# Mount Jefferson, NH 1-31-2015



## deadheadskier (Jan 31, 2015)

When I moved to New Hampshire six years ago and became aware of Mount Jefferson, I immediately began to wonder if it was skiable.  As I settled in and got to know a few people in the community, I'd ask around if anyone had ever skied it.  The typical response was, maybe some cross country skiing in the flat lands to the north of the Mountain, but definitely no downhill attempts that anyone recalled.

After several reconnaissance missions during the summer seasons, I announced plans last summer for a first decent down the South Face of Jeff.  All whom I spoke to concerning this desire expressed tremendous doubt.  I was told, "That pitch and that exposure?  You would need historic amounts of snow to even consider it."   I would not let the naysayers deter me.

Fast forward to this winter and it was looking like the season would pass me by with no chance at summiting and descending Mount Jeff.  However, just like that, Mother Nature this week delivered the historic snowfall needed and I began hatching a plan.  Today would be the day.

A little after 4PM I reached the trail head with the summit looming in the background.  








I began my ascent around the perimeter.  I have a set of Marker Dukes and released the heels and made my attempt at skinning (without skins).  I was a clumsy fool moving along the trail often heading backwards.  It was clear I would not make the summit until dawn if I didn't employ other tactics.  I removed the skis and would hike straight up the fall line.  One problem?  My Dukes were jammed with snow.  I couldn't for the life of me get them to latch back down. I was melting down like a petulant child.  My dreams were going to be shattered because of an equipment malfunction!!  (read: me being an idiot and not knowing how to use my equipment).  I had to swing my skis like a baseball bat against an adjacent tree to free the snow to allow the heels to lock down.  With the bindings re-positioned for the descent, I hoisted my skis on my shoulder and trudged forward.

At approximately 4:35PM I finally reached the summit.  The sun was setting over the coastal mountains in the distance. 






I stopped and admired the view while catching my breath.  I don't know if it was the altitude of being 210 feet above sea level or the 210 pounds of force my body was exerting on the ground below, but my lungs were burning.  There would only be one attempt today, so I had to make my run a good one.

I clicked in and looked off in the distance as the slope dropped precipitously out of sight below.






The trees came at me fast and furious, but they were spaced perfectly.  Not a sound below my feet as the coverage was perfect.   When I reached the bottom I looked back and admired the sea saltwater kissed powder turns I just laid down.  
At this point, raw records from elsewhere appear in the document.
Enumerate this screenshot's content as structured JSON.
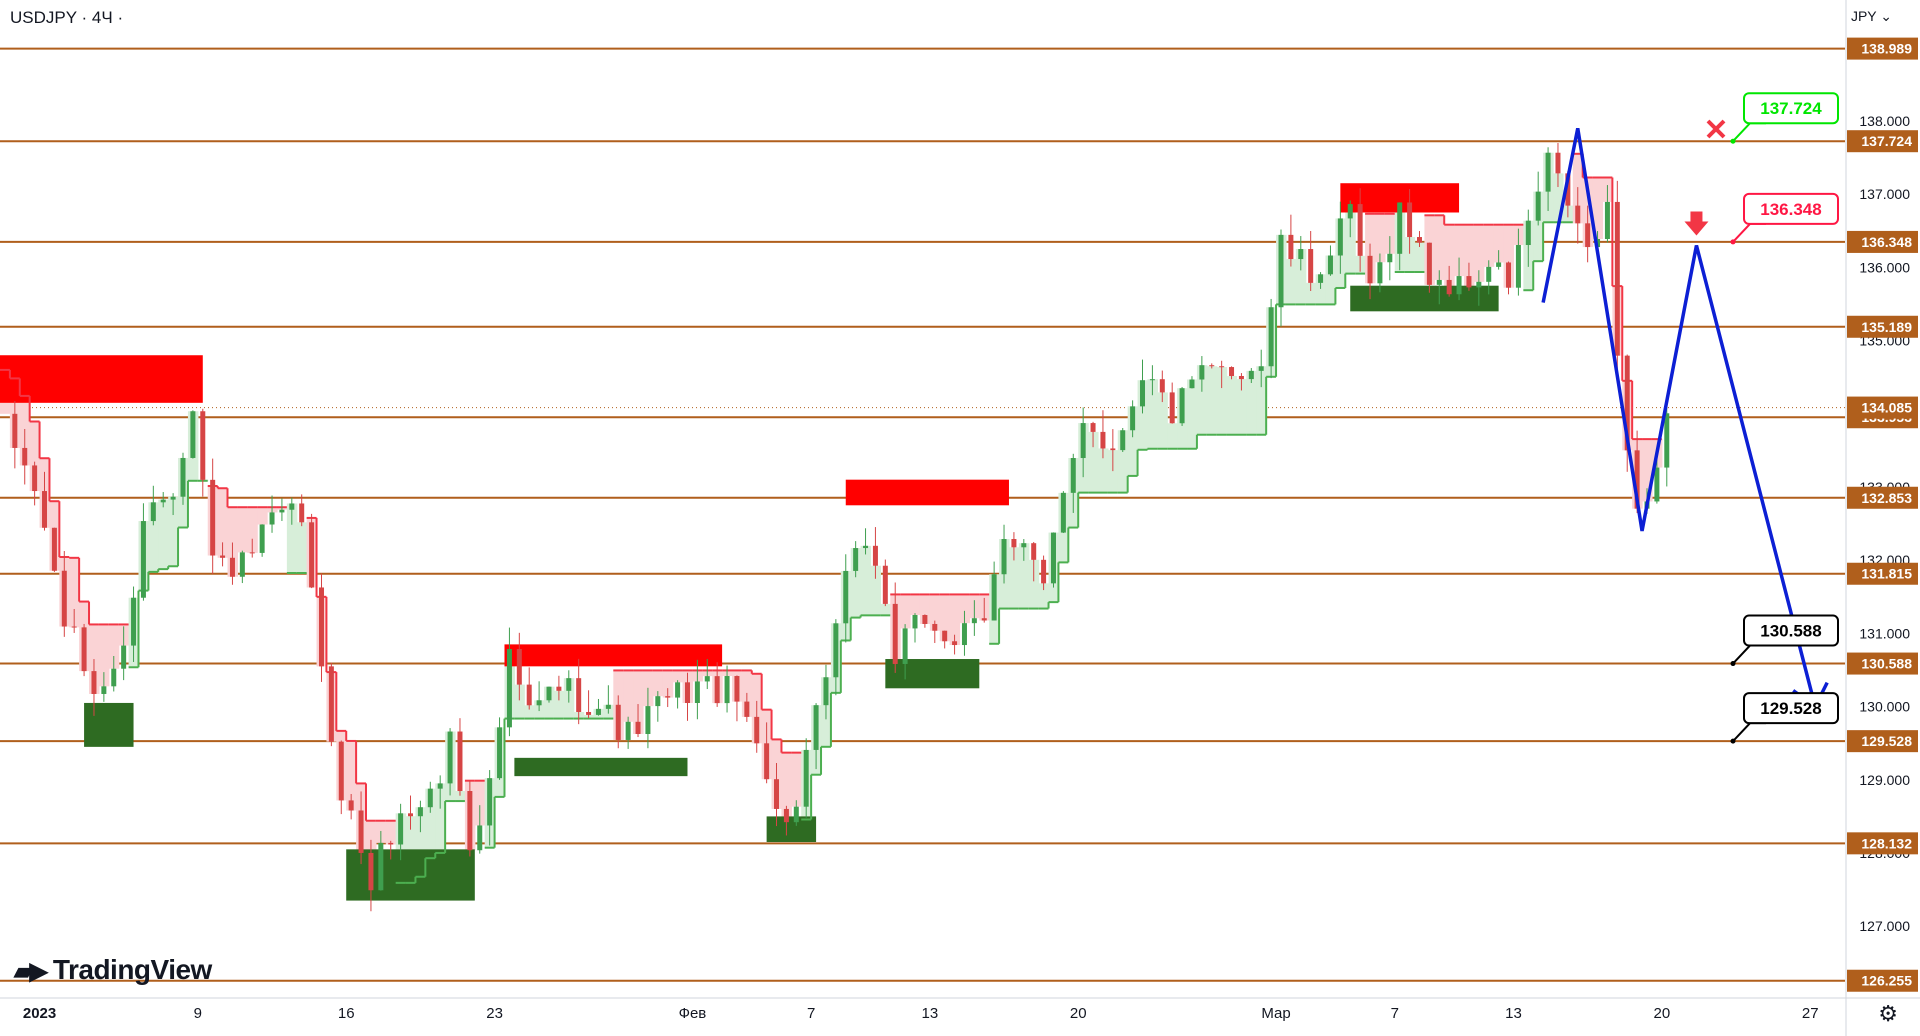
{
  "header": {
    "symbol": "USDJPY",
    "sep1": "·",
    "timeframe": "4Ч",
    "sep2": "·"
  },
  "currency": "JPY",
  "logo": {
    "mark": "TV",
    "text": "TradingView"
  },
  "settings_icon": "gear-icon",
  "colors": {
    "level_line": "#b05f1c",
    "price_tag": "#b05f1c",
    "candle_up": "#3f9f4f",
    "candle_down": "#d64545",
    "trail_up": "#4caf50",
    "trail_down": "#f23645",
    "fill_up": "#d7eed9",
    "fill_down": "#fad3d5",
    "supply_zone": "#ff0000",
    "demand_zone": "#2e6b22",
    "projection": "#0c1fd4",
    "callout_green": "#00e600",
    "callout_red": "#ff1744",
    "callout_black": "#000000",
    "current_price": "#b05f1c"
  },
  "chart_data": {
    "type": "candlestick",
    "title": "USDJPY · 4Ч ·",
    "ylim": [
      126.0,
      139.6
    ],
    "y_ticks": [
      "138.000",
      "137.000",
      "136.000",
      "135.000",
      "133.000",
      "132.000",
      "131.000",
      "130.000",
      "129.000",
      "128.000",
      "127.000"
    ],
    "x_ticks": [
      "2023",
      "9",
      "16",
      "23",
      "Фев",
      "7",
      "13",
      "20",
      "Мар",
      "7",
      "13",
      "20",
      "27"
    ],
    "levels": [
      138.989,
      137.724,
      136.348,
      135.189,
      133.953,
      132.853,
      131.815,
      130.588,
      129.528,
      128.132,
      126.255
    ],
    "current_price": 134.085,
    "callouts": [
      {
        "value": "137.724",
        "color": "green",
        "marker": "x"
      },
      {
        "value": "136.348",
        "color": "red"
      },
      {
        "value": "130.588",
        "color": "black"
      },
      {
        "value": "129.528",
        "color": "black"
      }
    ],
    "projection_path": [
      {
        "t": 156,
        "p": 135.52
      },
      {
        "t": 159.5,
        "p": 137.9
      },
      {
        "t": 166,
        "p": 132.4
      },
      {
        "t": 171.5,
        "p": 136.3
      },
      {
        "t": 183.5,
        "p": 130.0
      }
    ],
    "supply_zones": [
      {
        "t0": 0,
        "t1": 20.5,
        "top": 134.8,
        "bottom": 134.15
      },
      {
        "t0": 51,
        "t1": 73,
        "top": 130.85,
        "bottom": 130.55
      },
      {
        "t0": 85.5,
        "t1": 102,
        "top": 133.1,
        "bottom": 132.75
      },
      {
        "t0": 135.5,
        "t1": 147.5,
        "top": 137.15,
        "bottom": 136.75
      }
    ],
    "demand_zones": [
      {
        "t0": 8.5,
        "t1": 13.5,
        "top": 130.05,
        "bottom": 129.45
      },
      {
        "t0": 35,
        "t1": 48,
        "top": 128.05,
        "bottom": 127.35
      },
      {
        "t0": 52,
        "t1": 69.5,
        "top": 129.3,
        "bottom": 129.05
      },
      {
        "t0": 77.5,
        "t1": 82.5,
        "top": 128.5,
        "bottom": 128.15
      },
      {
        "t0": 89.5,
        "t1": 99,
        "top": 130.65,
        "bottom": 130.25
      },
      {
        "t0": 136.5,
        "t1": 151.5,
        "top": 135.75,
        "bottom": 135.4
      }
    ],
    "anchors": [
      {
        "t": 0,
        "p": 133.8
      },
      {
        "t": 3,
        "p": 133.0
      },
      {
        "t": 6,
        "p": 131.2
      },
      {
        "t": 9,
        "p": 130.2
      },
      {
        "t": 12,
        "p": 130.7
      },
      {
        "t": 14,
        "p": 132.6
      },
      {
        "t": 17,
        "p": 133.0
      },
      {
        "t": 19,
        "p": 134.2
      },
      {
        "t": 21,
        "p": 132.0
      },
      {
        "t": 24,
        "p": 131.9
      },
      {
        "t": 27,
        "p": 132.5
      },
      {
        "t": 30,
        "p": 132.6
      },
      {
        "t": 32,
        "p": 130.4
      },
      {
        "t": 34,
        "p": 128.9
      },
      {
        "t": 37,
        "p": 127.6
      },
      {
        "t": 39,
        "p": 128.3
      },
      {
        "t": 42,
        "p": 128.7
      },
      {
        "t": 44,
        "p": 129.0
      },
      {
        "t": 45,
        "p": 129.6
      },
      {
        "t": 47,
        "p": 128.2
      },
      {
        "t": 49,
        "p": 128.9
      },
      {
        "t": 51,
        "p": 130.6
      },
      {
        "t": 53,
        "p": 129.9
      },
      {
        "t": 56,
        "p": 130.3
      },
      {
        "t": 60,
        "p": 130.0
      },
      {
        "t": 63,
        "p": 129.6
      },
      {
        "t": 66,
        "p": 130.0
      },
      {
        "t": 70,
        "p": 130.3
      },
      {
        "t": 73,
        "p": 130.2
      },
      {
        "t": 76,
        "p": 129.7
      },
      {
        "t": 78,
        "p": 128.5
      },
      {
        "t": 80,
        "p": 128.6
      },
      {
        "t": 82,
        "p": 129.8
      },
      {
        "t": 84,
        "p": 131.0
      },
      {
        "t": 86,
        "p": 132.3
      },
      {
        "t": 88,
        "p": 132.0
      },
      {
        "t": 90,
        "p": 130.7
      },
      {
        "t": 93,
        "p": 131.2
      },
      {
        "t": 96,
        "p": 130.9
      },
      {
        "t": 99,
        "p": 131.1
      },
      {
        "t": 101,
        "p": 132.4
      },
      {
        "t": 103,
        "p": 132.3
      },
      {
        "t": 105,
        "p": 131.6
      },
      {
        "t": 107,
        "p": 132.8
      },
      {
        "t": 109,
        "p": 134.0
      },
      {
        "t": 112,
        "p": 133.5
      },
      {
        "t": 115,
        "p": 134.6
      },
      {
        "t": 118,
        "p": 134.0
      },
      {
        "t": 121,
        "p": 134.5
      },
      {
        "t": 124,
        "p": 134.6
      },
      {
        "t": 127,
        "p": 134.7
      },
      {
        "t": 129,
        "p": 136.3
      },
      {
        "t": 132,
        "p": 135.9
      },
      {
        "t": 134,
        "p": 136.2
      },
      {
        "t": 136,
        "p": 136.7
      },
      {
        "t": 138,
        "p": 135.6
      },
      {
        "t": 141,
        "p": 136.8
      },
      {
        "t": 144,
        "p": 135.9
      },
      {
        "t": 147,
        "p": 135.7
      },
      {
        "t": 150,
        "p": 136.0
      },
      {
        "t": 152,
        "p": 135.8
      },
      {
        "t": 154,
        "p": 136.6
      },
      {
        "t": 156,
        "p": 137.4
      },
      {
        "t": 158,
        "p": 136.9
      },
      {
        "t": 160,
        "p": 136.2
      },
      {
        "t": 162,
        "p": 136.7
      },
      {
        "t": 163,
        "p": 134.8
      },
      {
        "t": 165,
        "p": 132.6
      },
      {
        "t": 167,
        "p": 133.3
      },
      {
        "t": 168,
        "p": 134.0
      }
    ]
  }
}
I reached my car to head home at 4:46 PM as the Moon began to rise over the NH Seacoast. I was happy.......a dream realized.


----------



## MadMadWorld (Jan 31, 2015)

You didn't have to repel into the couloir?


----------



## deadheadskier (Jan 31, 2015)

I went around the side.  I may be stupid, but I don't have balls.


----------



## legalskier (Jan 31, 2015)

That's going after it. Nicely done.


----------



## bdfreetuna (Jan 31, 2015)

I've only hiked that mountain. Can you show on a map or something more or less as far as you went up to, and which course of travel you took down?


----------



## deadheadskier (Jan 31, 2015)

look closely at the first pic Tuna


----------



## bdfreetuna (Jan 31, 2015)

Gotcha


----------



## freeski (Jan 31, 2015)

A lot more trees in the winter.


----------



## Edd (Jan 31, 2015)

YOU TACKLED THIS ALONE!!!??

Seriously, where is this?


----------



## steep911 (Jan 31, 2015)

Yes


----------



## deadheadskier (Jan 31, 2015)

The mighty summit of Jeff's Hill towering over Great Bay at the southern end of the Sweet trail.


----------



## Savemeasammy (Jan 31, 2015)

I was worrying that you might have to take shelter and hunker down for the night after your late start.  Sounds like a pretty courageous decent!
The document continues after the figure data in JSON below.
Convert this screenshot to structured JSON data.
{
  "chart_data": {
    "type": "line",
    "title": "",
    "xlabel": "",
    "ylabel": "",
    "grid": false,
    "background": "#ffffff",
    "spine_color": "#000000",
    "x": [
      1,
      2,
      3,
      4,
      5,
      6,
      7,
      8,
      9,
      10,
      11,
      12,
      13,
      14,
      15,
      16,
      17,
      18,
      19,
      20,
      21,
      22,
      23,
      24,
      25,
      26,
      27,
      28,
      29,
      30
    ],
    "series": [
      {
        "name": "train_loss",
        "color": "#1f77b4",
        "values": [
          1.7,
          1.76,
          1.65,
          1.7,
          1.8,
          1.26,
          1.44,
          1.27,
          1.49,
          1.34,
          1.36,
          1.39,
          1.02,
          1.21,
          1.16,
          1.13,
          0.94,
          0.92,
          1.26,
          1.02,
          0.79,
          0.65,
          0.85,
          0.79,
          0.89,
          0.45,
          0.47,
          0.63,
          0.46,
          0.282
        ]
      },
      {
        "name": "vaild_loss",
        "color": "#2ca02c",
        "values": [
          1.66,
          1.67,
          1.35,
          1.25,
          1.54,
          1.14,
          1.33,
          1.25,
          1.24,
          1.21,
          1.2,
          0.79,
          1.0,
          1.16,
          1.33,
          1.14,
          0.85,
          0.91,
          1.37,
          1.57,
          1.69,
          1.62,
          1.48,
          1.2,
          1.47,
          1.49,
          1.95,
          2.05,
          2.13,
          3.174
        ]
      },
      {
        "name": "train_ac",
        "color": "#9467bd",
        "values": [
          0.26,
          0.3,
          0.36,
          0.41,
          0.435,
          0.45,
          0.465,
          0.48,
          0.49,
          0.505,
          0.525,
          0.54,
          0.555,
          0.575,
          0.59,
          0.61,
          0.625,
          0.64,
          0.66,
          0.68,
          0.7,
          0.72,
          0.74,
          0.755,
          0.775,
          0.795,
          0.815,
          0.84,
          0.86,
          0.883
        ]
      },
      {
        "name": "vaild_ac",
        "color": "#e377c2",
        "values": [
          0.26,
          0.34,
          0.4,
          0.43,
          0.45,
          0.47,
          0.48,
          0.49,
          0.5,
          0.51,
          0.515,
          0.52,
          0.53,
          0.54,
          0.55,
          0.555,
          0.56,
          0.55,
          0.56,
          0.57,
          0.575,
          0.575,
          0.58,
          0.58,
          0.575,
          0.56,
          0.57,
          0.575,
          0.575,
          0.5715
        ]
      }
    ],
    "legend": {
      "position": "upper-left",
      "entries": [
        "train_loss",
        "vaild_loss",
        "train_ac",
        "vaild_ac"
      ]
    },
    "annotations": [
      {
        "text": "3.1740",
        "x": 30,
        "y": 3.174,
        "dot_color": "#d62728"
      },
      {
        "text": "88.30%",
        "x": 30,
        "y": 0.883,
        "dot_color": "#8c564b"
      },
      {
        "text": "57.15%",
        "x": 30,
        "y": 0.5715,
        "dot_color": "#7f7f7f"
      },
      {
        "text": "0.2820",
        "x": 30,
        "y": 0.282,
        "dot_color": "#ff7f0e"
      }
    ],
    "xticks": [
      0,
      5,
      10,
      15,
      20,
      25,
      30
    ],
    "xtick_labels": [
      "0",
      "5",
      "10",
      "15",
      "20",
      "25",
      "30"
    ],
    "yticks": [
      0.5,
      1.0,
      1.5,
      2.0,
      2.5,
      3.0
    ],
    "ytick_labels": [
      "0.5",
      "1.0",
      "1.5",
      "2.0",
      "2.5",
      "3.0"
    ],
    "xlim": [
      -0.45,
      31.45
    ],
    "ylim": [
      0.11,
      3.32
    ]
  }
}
Sent from my iPhone using Tapatalk


----------



## Dmiller27 (Jan 31, 2015)

So happy you got to check this awesome goal off your list!   Sounds like a fun adventure that you will always look back and say I did that


----------



## snoseek (Feb 1, 2015)

This is fantastic


----------



## Cannonball (Feb 1, 2015)

Haha. I was really thinking you meant the _other _​Mt Jefferson.


----------



## Warp Daddy (Feb 1, 2015)

Well. Done sir !!


----------



## thetrailboss (Feb 1, 2015)

Oh...that Mount Jefferson.  I was going to say that it looked like you got a real late start for a Presidential Ski Trip.


----------



## snoseek (Feb 1, 2015)

Answer the real question: how was the trek across the parking lot?


----------



## frapcap (Feb 2, 2015)

Awesome man! 
Did I read right that it only took you about 35 minutes to get up there?


----------



## Nick (Feb 2, 2015)

That looks awesome! WE'll miss you at the summit this weekend!


----------



## from_the_NEK (Feb 2, 2015)

NICE!
Were worried about wolves?


----------



## deadheadskier (Feb 2, 2015)

Sharks


----------